Verly Dabel, « Le curé dans ses petits souliers »


C’était un dimanche, et pas n’importe lequel, un dimanche de Pâques. On dirait que le soleil avait sorti ses rayons un peu plus tôt pour annoncer une journée magnifique en l’honneur de la résurrection du Fils de Dieu. À l’époque, je commençais déjà à me rebeller contre la plupart des cérémonies du culte catholique. D’abord les messes, je me posais plein de questions sur leur utilité. Je les trouvais passablement monotones : toujours la même litanie à part le sermon du prêtre qui pouvait changer d’une messe à une autre. Et encore, après avoir assisté à un certain nombre de messes, j’avais fini par remarquer que les sermons reprenaient à peu près les mêmes thèmes : le mystère de la création, l’amour du prochain, la fornication, le sens du sacrifice du fils de Dieu, la place de Dieu dans notre vie, les signes avant-coureurs de la fin du monde, le jugement dernier, la vie après la mort, la fragilité des richesses terrestres, etc. Mais ce qui me dérangeait par-dessus tout, c’était le caractère vénal de certaines cérémonies. Par exemple, les messes payées qu’on faisait chanter à l’intention des âmes du purgatoire, pour soi-disant précipiter leur ascension au paradis, au grand dam de la grande majorité des décédés dont les parents n’avaient pas les moyens de commander une messe. Comme si les mortels que nous sommes pouvaient savoir quelles sont les âmes qui se purifiaient au purgatoire et quelles sont celles qui étaient ailleurs. Le plus détestable c’était que les messes et autres cérémonies payées étaient hiérarchisées. Il y en avait de première, de deuxième et de troisième classe, la première payant plus cher que les deux autres et ainsi de suite, comme quoi mezi lajan ou, mezi wanga ou, à chacun donc suivant ses moyons, alatraka

Mais qu’est-ce que cela pouvait bien faire au clergé catholique que je sois content ou pas content, que j’aime ou n’aime pas la plupart de leurs pratiques ? Les plus riches continueront de payer des messes de première classe pour le repos sans délai des âmes de leurs proches, laissant pourrir au purgatoire ceux qui n’ont pas les moyens de payer.

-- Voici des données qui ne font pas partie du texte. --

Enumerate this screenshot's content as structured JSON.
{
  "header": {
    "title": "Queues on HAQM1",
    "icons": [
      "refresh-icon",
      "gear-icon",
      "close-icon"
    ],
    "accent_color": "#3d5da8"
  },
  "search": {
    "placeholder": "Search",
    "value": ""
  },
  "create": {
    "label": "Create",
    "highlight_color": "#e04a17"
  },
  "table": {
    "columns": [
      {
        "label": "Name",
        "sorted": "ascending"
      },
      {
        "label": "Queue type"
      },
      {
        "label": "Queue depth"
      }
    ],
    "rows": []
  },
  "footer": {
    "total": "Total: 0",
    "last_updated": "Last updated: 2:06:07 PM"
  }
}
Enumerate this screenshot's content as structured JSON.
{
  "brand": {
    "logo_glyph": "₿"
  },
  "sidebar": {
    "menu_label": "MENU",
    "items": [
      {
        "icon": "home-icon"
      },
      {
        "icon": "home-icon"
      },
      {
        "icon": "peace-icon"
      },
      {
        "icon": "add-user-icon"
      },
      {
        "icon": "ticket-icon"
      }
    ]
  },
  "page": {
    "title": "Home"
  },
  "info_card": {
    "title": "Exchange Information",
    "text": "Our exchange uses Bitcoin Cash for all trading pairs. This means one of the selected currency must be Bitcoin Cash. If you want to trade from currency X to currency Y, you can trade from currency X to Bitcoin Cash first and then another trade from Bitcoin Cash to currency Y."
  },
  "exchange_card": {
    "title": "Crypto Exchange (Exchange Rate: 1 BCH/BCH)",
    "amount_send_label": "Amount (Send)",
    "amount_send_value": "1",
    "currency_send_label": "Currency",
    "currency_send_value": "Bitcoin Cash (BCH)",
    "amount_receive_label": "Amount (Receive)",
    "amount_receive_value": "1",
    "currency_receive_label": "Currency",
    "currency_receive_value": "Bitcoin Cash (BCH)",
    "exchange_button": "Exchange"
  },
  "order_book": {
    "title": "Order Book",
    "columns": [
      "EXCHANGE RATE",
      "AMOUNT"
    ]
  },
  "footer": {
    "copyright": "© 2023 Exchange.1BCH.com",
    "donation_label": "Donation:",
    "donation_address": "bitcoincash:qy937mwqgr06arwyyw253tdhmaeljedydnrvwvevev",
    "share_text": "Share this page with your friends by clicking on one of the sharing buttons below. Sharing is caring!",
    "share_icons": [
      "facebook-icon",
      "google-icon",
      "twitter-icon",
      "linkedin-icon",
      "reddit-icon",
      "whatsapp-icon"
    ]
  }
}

Imaginez que même moi qui tempête contre le système, j’ai déjà fait chanter une messe. Vous vous rendez compte ! j’ai payé de mon argent gagné à la sueur de mon front pour faire chanter une messe. C’était pour le repos de 1’ame de maman. l’avais seulement deux ans quand elle fit le grand voyage dans des circonstances troublantes que je ne décrirai pas ici. Vingt ans après, un de ses cousins germains, mon cousin aussi, pour lequel j’avais le plus grand respect, décida que son âme traînait encore quelque part au purgatoire et qu’il fallait faire chanter une messe pour la sortir de là. J’avais mille autres choses à régler avec l’argent, mais que voulez-vous, je ne pouvais pas décevoir le grand cousin.

Même si j’allais de moins en moins à la messe, je manquais rarement celles des grands jours comme le dimanche des Rameaux, le vendredi saint, le dimanche de Pâques, la veille de Noël. Je leur trouvais une certaine solennité qui me charmait encore. J’y étais donc à la messe ce dimanche de Pâques.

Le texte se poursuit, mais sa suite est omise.